Broadening the ownership of technological assets

Several solutions have been proposed which don't fall easily into the traditional left-right political spectrum. This includes broadening the ownership of robots and other productive capital assets. Enlarging the ownership of technologies has been advocated by people including James S. Albus John Lanchester, Richard B. Freeman, and Noah Smith. Jaron Lanier has proposed a somewhat similar solution: a mechanism where ordinary people receive "nano payments" for the big data they generate by their regular surfing and other aspects of their online presence.

Structural changes towards a post-scarcity economy

The Zeitgeist Movement (TZM), The Venus Project (TVP) as well as various individuals and organizations propose structural changes towards a form of a post-scarcity economy in which people are 'freed' from their automatable, monotonous jobs, instead of 'losing' their jobs. In the system proposed by TZM all jobs are either automated, abolished for bringing no true value for society (such as ordinary advertising), rationalized by more efficient, sustainable and open processes and collaboration or carried out based on altruism and social relevance (see also: Whuffie), opposed to compulsion or monetary gain. The movement also speculates that the free time made available to people will permit a renaissance of creativity, invention, community and social capital as well as reducing stress.

Other approaches

The threat of technological unemployment has occasionally been used by free market economists as a justification for supply side reforms, to make it easier for employers to hire and fire workers. Conversely, it has also been used as a reason to justify an increase in employee protection.

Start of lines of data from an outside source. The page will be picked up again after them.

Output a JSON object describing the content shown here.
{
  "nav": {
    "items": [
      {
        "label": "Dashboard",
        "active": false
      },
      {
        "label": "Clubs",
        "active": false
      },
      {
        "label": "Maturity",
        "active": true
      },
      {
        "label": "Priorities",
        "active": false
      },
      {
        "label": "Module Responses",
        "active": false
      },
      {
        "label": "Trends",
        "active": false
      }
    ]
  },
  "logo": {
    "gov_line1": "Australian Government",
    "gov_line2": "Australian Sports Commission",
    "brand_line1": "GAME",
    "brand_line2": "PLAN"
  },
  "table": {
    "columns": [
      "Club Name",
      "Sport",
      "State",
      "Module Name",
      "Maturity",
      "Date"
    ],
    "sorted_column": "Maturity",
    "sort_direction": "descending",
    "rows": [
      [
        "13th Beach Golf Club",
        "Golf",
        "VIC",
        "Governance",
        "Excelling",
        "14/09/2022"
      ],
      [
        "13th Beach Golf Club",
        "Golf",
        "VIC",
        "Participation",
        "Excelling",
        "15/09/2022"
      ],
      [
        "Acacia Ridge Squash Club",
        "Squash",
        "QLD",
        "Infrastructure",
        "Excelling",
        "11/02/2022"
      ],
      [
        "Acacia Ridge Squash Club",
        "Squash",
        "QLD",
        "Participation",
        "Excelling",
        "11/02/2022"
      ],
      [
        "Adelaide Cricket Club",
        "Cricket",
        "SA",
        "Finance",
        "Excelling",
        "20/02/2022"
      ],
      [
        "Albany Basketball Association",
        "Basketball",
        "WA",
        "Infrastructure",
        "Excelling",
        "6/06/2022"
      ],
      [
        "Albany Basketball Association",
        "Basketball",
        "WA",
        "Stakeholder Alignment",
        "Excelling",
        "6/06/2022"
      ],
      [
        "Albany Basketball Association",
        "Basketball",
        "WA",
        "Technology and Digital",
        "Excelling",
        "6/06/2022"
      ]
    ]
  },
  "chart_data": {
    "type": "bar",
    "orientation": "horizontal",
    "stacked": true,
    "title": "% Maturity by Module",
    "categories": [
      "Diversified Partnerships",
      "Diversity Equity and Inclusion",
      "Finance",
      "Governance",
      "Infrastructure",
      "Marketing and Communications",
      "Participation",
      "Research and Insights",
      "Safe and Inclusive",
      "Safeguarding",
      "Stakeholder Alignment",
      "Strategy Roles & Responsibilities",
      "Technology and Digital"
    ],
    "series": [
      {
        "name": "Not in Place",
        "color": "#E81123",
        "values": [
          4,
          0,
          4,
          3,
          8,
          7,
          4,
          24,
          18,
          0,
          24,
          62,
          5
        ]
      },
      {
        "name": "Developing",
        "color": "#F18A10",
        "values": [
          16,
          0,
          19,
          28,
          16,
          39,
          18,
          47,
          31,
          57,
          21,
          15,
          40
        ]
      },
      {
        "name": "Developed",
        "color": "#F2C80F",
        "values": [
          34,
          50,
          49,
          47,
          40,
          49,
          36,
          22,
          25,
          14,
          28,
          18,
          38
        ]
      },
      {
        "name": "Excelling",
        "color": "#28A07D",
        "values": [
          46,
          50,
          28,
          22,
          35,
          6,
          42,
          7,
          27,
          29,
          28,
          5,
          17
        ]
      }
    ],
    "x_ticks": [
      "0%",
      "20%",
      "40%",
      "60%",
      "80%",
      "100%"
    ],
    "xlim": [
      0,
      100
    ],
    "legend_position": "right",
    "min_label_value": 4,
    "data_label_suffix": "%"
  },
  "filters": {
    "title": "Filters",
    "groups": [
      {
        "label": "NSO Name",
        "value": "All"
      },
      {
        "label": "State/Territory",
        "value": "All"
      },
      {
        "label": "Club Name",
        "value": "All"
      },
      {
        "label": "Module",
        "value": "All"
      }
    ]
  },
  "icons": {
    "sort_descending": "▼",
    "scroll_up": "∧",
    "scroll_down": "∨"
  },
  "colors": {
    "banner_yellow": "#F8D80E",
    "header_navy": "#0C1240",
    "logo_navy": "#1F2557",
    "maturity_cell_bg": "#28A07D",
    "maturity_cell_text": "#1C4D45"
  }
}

Economists including Larry Summers have advised a package of measures may be needed. He advised vigorous cooperative efforts to address the "myriad devices" – such as tax havens, bank secrecy, money laundering, and regulatory arbitrage – which enable the holders of great wealth to avoid paying taxes, and to make it more difficult to accumulate great fortunes without requiring "great social contributions" in return. Summers suggested more vigorous enforcement of anti-monopoly laws; reductions in "excessive" protection for intellectual property; greater encouragement of profit-sharing schemes that may benefit workers and give them a stake in wealth accumulation; strengthening of collective bargaining arrangements; improvements in corporate governance; strengthening of financial regulation to eliminate subsidies to financial activity; easing of land-use restrictions that may cause estates to keep rising in value; better training for young people and retraining for displaced workers; and increased public and private investment in infrastructure development, such as energy production and transportation.

Michael Spence has advised that responding to the future impact of technology will require a detailed understanding of the global forces and flows technology has set in motion. Adapting to them "will require shifts in mindsets, policies, investments (especially in human capital), and quite possibly models of employment and distribution".